Heffner: When the statecraft or diplomacy is only on the part of Trump and Kim in the case of North Korea, that doesn’t bring any relief to the people who were under severe duress in that country.
Wertheim: Absolutely true. And right now we’ve gotten to the point where our reliance on military force actually gets in the way of diplomacy. It prevents us from using our good offices to mediate conflicts, because instead we find ourselves on the side of every conflict. Now, what we did, the cofounders of Quincy put together a set of principles of responsible statecraft, and some of those principles address the specific scenarios that you were mentioning. So, in the case of Venezuela, one thing that we say is that, you know, the United States should not be attempting to change regimes of governments that don’t threaten us. That should just be a basic principle because even though the Trump Administration hasn’t yet taken that to a military level, it decided very early on to withhold the recognition from a government in power to confer recognition on a faction that was vying for power but hadn’t made it yet. And that’s effectively a regime-change policy, perhaps just without willing the means. And so what that systematically does is it puts pressure on the president to ramp up the intervention. It makes it very difficult to use diplomacy to bring the sides to the table so that they can discuss their differences. So that’s what we’d like to see, a more even-handed approach that uses the influence of the United States to convene people, not to dictate to them which party we prefer and which we want to see go.

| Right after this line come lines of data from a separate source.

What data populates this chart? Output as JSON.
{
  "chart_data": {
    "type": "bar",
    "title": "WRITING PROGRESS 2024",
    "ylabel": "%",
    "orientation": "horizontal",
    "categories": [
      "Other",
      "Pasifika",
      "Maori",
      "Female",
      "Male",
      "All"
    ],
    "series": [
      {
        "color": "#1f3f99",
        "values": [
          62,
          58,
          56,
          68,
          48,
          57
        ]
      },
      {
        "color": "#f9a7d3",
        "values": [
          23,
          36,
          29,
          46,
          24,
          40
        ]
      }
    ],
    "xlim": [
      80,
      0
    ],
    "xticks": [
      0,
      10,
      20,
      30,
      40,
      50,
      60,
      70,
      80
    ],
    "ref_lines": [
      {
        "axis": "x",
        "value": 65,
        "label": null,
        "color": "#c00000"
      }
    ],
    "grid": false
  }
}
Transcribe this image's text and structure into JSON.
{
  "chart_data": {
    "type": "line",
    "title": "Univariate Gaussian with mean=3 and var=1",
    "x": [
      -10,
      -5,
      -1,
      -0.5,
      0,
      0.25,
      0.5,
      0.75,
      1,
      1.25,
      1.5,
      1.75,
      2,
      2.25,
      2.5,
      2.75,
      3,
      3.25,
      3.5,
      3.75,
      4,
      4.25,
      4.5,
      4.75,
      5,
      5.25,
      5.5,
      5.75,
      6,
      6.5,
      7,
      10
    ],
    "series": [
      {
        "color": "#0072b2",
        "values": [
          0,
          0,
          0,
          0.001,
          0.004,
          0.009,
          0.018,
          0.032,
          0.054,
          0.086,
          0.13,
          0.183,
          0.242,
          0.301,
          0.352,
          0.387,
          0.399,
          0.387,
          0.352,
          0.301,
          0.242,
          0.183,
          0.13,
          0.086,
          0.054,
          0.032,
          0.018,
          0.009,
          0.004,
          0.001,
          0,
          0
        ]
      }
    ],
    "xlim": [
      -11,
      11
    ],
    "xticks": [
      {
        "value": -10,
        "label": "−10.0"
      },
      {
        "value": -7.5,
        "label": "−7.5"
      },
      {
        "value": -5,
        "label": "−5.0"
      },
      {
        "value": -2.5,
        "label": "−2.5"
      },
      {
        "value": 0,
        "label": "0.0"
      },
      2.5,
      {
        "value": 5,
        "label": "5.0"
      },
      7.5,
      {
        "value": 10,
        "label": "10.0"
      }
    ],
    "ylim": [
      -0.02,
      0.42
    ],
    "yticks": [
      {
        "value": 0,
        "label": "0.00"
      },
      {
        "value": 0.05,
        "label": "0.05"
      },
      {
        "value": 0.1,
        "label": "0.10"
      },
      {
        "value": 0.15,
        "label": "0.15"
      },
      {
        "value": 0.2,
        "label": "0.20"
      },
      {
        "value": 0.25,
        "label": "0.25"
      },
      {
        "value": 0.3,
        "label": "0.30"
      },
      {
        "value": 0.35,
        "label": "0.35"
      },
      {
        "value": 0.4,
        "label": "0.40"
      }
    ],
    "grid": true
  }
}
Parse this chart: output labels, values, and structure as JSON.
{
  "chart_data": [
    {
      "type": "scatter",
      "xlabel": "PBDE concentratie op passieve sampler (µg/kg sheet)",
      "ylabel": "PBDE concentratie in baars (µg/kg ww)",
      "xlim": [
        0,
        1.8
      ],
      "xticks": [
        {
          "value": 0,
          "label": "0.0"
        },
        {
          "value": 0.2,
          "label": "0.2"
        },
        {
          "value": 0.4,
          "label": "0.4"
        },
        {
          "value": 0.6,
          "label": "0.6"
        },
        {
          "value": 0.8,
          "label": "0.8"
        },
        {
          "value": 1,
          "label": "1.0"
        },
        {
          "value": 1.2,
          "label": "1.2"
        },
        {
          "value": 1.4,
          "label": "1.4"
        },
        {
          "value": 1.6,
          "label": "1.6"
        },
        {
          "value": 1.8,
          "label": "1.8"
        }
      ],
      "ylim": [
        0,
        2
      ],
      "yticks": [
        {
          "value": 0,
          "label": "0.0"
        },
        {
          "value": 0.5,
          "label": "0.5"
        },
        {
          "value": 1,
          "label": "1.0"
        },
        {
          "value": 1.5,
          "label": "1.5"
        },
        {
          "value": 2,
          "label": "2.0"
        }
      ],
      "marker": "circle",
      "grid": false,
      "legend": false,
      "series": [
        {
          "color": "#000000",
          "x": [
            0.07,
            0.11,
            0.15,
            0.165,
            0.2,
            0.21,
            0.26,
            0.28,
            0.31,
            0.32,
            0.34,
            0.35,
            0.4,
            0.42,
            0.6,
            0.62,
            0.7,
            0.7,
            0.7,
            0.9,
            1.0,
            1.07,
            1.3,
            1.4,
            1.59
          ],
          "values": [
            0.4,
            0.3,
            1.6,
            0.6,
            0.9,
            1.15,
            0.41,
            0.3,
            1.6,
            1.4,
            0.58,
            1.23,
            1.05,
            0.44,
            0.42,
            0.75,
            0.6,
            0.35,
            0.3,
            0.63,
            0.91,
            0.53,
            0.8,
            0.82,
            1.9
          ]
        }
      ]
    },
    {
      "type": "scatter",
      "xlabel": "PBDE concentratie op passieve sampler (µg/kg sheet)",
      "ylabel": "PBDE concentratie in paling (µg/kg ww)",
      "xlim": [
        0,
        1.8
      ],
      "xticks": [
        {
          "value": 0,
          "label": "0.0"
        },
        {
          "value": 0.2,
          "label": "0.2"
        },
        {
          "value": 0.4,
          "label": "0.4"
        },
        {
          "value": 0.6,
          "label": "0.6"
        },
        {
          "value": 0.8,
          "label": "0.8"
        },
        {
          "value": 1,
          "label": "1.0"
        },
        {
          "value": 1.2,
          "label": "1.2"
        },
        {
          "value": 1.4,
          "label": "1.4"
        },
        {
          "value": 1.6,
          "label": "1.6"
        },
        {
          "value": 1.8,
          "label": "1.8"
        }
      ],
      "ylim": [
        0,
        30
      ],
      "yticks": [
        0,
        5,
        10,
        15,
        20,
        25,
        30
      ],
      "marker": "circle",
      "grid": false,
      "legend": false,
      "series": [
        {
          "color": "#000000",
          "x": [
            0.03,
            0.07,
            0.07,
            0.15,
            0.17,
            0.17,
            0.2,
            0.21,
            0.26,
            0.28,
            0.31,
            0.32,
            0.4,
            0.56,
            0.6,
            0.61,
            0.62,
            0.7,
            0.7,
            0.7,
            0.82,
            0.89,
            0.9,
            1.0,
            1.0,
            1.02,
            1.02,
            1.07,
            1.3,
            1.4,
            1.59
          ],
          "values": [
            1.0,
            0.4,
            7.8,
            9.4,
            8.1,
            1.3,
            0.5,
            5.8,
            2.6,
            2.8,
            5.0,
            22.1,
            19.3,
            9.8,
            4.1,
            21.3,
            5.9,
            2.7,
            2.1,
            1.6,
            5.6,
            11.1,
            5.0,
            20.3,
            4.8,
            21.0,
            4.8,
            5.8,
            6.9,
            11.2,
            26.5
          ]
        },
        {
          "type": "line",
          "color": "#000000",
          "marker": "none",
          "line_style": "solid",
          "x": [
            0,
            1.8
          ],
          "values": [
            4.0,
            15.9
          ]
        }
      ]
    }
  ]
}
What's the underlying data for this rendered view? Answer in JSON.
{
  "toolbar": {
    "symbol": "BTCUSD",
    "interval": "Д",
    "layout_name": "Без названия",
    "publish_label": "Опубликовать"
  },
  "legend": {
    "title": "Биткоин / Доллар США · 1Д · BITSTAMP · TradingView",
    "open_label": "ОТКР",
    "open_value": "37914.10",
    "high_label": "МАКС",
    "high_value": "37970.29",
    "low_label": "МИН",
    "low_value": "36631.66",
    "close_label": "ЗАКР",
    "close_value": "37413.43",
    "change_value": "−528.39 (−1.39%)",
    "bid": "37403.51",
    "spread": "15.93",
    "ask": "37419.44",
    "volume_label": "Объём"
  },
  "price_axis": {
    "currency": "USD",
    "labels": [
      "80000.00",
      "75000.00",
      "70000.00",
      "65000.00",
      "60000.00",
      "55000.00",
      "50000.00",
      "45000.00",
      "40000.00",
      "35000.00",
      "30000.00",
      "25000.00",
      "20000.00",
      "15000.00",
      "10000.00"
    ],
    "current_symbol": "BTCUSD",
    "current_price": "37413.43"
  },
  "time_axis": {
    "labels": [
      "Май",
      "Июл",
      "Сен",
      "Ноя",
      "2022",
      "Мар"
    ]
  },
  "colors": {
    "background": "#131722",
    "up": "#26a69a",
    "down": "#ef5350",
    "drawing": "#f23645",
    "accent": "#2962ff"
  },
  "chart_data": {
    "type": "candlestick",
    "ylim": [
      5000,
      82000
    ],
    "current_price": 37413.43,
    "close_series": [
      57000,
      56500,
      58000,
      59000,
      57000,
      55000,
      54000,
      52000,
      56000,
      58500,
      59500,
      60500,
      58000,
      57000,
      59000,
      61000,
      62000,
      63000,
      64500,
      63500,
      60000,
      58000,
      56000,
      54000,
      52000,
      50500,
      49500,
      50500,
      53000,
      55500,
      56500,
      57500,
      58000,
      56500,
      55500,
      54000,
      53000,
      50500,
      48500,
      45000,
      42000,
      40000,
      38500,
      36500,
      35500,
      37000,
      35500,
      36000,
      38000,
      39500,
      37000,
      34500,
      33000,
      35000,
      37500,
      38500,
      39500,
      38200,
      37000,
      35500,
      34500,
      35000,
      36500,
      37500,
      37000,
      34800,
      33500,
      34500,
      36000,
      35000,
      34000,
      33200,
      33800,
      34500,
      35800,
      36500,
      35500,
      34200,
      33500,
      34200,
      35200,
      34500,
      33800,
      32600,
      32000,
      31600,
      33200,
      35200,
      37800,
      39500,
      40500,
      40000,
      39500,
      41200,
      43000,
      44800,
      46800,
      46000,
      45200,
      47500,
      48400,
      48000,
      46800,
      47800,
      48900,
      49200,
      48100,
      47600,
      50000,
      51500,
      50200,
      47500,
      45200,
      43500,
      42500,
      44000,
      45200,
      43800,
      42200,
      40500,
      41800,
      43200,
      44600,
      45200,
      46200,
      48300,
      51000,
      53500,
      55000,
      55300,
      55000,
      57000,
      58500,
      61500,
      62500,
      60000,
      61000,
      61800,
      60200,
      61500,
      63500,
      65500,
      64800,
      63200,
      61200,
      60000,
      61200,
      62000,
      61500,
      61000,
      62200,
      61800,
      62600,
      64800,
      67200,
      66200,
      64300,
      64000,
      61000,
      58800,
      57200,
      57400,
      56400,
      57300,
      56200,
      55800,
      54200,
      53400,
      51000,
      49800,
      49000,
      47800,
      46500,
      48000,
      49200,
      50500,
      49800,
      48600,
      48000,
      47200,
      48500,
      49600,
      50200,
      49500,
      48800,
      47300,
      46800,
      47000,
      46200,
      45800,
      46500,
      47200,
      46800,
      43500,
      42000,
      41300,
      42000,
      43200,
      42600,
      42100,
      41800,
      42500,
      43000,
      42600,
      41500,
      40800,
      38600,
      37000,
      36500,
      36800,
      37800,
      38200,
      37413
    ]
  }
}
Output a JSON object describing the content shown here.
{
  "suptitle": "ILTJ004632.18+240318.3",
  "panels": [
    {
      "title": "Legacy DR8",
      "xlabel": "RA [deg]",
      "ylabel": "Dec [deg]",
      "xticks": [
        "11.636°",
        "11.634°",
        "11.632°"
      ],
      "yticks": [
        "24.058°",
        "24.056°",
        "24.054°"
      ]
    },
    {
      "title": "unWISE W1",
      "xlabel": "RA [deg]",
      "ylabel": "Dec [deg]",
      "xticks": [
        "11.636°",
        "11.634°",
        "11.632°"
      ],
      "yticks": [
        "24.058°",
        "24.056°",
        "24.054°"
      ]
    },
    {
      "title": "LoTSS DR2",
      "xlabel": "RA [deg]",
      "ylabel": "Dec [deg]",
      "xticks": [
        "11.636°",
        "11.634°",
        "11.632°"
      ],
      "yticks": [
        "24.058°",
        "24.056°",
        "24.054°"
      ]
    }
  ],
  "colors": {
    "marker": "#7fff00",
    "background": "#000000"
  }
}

Heffner: In the case of North Korea, there aren’t any good answers, because you have the beginning of a diplomatic relationship and then you see them fire off more missiles—and there’s no indication that they recognize values of liberal democracy and freedom of speech and human rights.
Parsi: Democracy has emerged wherever it has emerged because of forces inside of that country, oftentimes decades-long, if not centuries-long, processes in which a society is transformed internally from inside indigenously towards this movement. Yes, it would be absolutely fantastic if we could just wave the magic stick and be able to turn countries into democracies. And it would be great if we really could. We don’t have that capacity. We have been under the illusion that we have that capacity, and a lot of people have died because of that illusion. And one thing that John Quincy Adams says in that passage, towards the end of it, is that if we were to go down this path of chasing monsters to destroy outside it will perhaps lead to a scenario in which the United States would become the ruler of the world. But it would come at the expense of its own spirit, the spirit of liberty and freedom at home. And that is exactly the process that we have seen, that the more militaristic the U.S. foreign policy has become, the more it has come at the expense of the civil liberties of the American people at home.